Two students charged as rape case heightens race tensions
Two white players from the lacrosse team at Duke University were charged with the kidnapping and gang rape of an African-American woman yesterday in a case that has inflamed racial and class tensions in the North Carolina town of Durham. Collin Finnerty, from Long Island, New York, and Reade Seligmann, from New Jersey, both 20, were freed on $400,000 (£225,000) bail. Yesterday's court proceedings opened a new chapter in a story that has shaken the elite Duke University's image of itself as a building block of the New South, and exposed divisions between it and the surrounding largely African-American town.

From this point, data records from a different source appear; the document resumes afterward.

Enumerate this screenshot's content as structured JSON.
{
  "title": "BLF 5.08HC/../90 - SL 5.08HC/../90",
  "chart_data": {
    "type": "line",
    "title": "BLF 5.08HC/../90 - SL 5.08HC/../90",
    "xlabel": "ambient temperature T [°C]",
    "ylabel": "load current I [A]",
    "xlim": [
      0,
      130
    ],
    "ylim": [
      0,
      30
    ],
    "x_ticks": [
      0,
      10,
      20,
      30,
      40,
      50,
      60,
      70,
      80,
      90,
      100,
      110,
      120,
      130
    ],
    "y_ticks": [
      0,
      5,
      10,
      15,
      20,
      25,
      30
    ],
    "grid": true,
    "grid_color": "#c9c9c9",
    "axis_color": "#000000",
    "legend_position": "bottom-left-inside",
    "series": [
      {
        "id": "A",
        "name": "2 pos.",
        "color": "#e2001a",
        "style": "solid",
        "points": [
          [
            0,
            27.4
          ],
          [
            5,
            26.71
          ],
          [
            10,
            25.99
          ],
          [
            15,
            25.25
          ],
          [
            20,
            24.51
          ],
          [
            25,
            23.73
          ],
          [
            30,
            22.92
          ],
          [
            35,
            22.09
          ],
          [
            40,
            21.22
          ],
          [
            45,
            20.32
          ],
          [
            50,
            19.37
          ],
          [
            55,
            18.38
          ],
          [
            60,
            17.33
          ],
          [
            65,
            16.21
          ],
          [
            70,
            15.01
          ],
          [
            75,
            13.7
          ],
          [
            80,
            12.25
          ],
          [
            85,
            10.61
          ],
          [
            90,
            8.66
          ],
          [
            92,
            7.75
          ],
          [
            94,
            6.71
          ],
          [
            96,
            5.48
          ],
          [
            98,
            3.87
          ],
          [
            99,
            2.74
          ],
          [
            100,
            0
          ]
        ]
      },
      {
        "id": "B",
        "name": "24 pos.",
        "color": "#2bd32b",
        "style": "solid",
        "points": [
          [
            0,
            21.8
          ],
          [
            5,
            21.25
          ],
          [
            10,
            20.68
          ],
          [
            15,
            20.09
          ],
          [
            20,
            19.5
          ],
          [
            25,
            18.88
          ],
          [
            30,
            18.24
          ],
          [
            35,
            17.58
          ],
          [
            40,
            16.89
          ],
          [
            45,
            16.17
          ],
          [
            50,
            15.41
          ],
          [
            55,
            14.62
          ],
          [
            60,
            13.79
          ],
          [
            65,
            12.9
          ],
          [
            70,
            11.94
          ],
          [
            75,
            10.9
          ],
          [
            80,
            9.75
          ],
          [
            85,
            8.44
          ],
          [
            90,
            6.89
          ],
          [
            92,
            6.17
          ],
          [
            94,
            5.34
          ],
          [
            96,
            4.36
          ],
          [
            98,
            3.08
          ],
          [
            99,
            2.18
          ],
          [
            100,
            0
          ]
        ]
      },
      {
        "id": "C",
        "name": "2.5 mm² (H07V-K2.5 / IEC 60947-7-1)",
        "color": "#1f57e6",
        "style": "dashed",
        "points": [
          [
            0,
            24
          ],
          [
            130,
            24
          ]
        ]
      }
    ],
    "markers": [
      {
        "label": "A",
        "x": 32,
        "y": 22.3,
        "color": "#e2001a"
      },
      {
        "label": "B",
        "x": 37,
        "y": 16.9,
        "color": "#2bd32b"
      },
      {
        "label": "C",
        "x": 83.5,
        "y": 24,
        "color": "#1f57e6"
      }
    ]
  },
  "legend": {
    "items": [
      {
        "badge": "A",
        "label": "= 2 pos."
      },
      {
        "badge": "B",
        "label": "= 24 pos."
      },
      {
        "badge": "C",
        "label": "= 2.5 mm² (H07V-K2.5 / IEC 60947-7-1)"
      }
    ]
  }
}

Two-year degree will raise costs and workloads, say universities
Universities will press the Government to increase their levels of funding so that they can deliver fast-track degrees. While students and lecturers welcomed the greater flexibility, concerns were raised that universities could lose out over the shorter courses without government compensation. With the introduction of top-up fees, due in the autumn, five colleges will offer the compressed honours degree courses. The move is designed to encourage applications from poorer students, who are put off by the £3,000-a-year tuition fee, payable after graduation.
The Times, The Scotsman
Brussels delivers blow to Reed Elsevier
Scientific research funded by the European taxpayer should be freely available to everyone over the internet, according to a European commission report - a blow to the lucrative scientific publishing operations of media groups such as Reed Elsevier and Germany's Springer. The report, produced by economists from Toulouse University and the Free University of Brussels for the EC, shows that in the 20 years to 1995 the price of scientific journals rose 300 per cent more than the rate of inflation over the period. In the 10 years since then, price increases slowed but still significantly outpaced inflation.
Lecturers multiply maths pupils' exam chances
Maths pupils are being helped with their Highers by Edinburgh University lecturers and students. They are trying to encourage young talent after noticing a surge in interest in the subject. Admissions at Edinburgh University's maths department have increased by half in the last three years. Now special revision sessions are being organised for about 120 Advanced Higher pupils by Edinburgh City Council and the university.
University honours Hollywood star
Hollywood film star Michael Douglas is to receive an honorary degree from St Andrews University. The Oscar-winning American actor will receive a doctor of laws for his contribution to British film. Douglas, 61, and his wife, Welsh actor Catherine Zeta-Jones, are apparently regular visitors to the seaside town and are often spotted playing golf on its famous Old Course. Brian Lang, the university's principal and vice-chancellor, said: "We are honouring Michael Douglas in recognition of his outstanding contribution to British film."
US students take to their tents in protest over funding
A series of student campsites have sprung up on American campuses this week, combining protests against funding cuts and higher fees with opposition to the Iraq war. The "Tent State University" was launched at Rutgers, the state university of New Jersey, three years ago. It runs for one week every spring and has now spread to 15 campuses across the US, aiming to radicalise a new generation of students. In the 1960s Kent State University became a focus point for those opposed to the Vietnam war after the fatal shooting of four students by the Ohio national guard.
Osteoporosis drug cuts breast cancer risk
The drug raloxifene, usually prescribed for osteoporosis, reduces the risk of breast cancer in postmenopausal women by about 50 per cent, according to a new study. Clinical trials of raloxifene, sold by Eli Lilly as Evista, cut breast cancer risk by the same rate as tamoxifen, an anti-breast cancer drug sold by AstraZeneca under the trade name Nolvadex. Overall, raloxifene resulted in a similarly low level of side effects as the widely used tamoxifen, the 19,000-woman study showed. But it had some advantages for specific side effects.
Deepest freeze reveals million years
Japanese scientists displayed yesterday the oldest samples of ice yet retrieved, which promise to reveal invaluable data about the Earth’s climate a million years ago. The ice “cores” were removed over the course of two years by scientists at the Dome Fuji base, in the eastern Antarctic, who drilled down 3km (2 miles) into the ancient ice. They believe that tiny air bubbles trapped in it will provide information about the Earth’s atmosphere in the distant past and enable them to draw conclusions about climate change and its potential course in the future.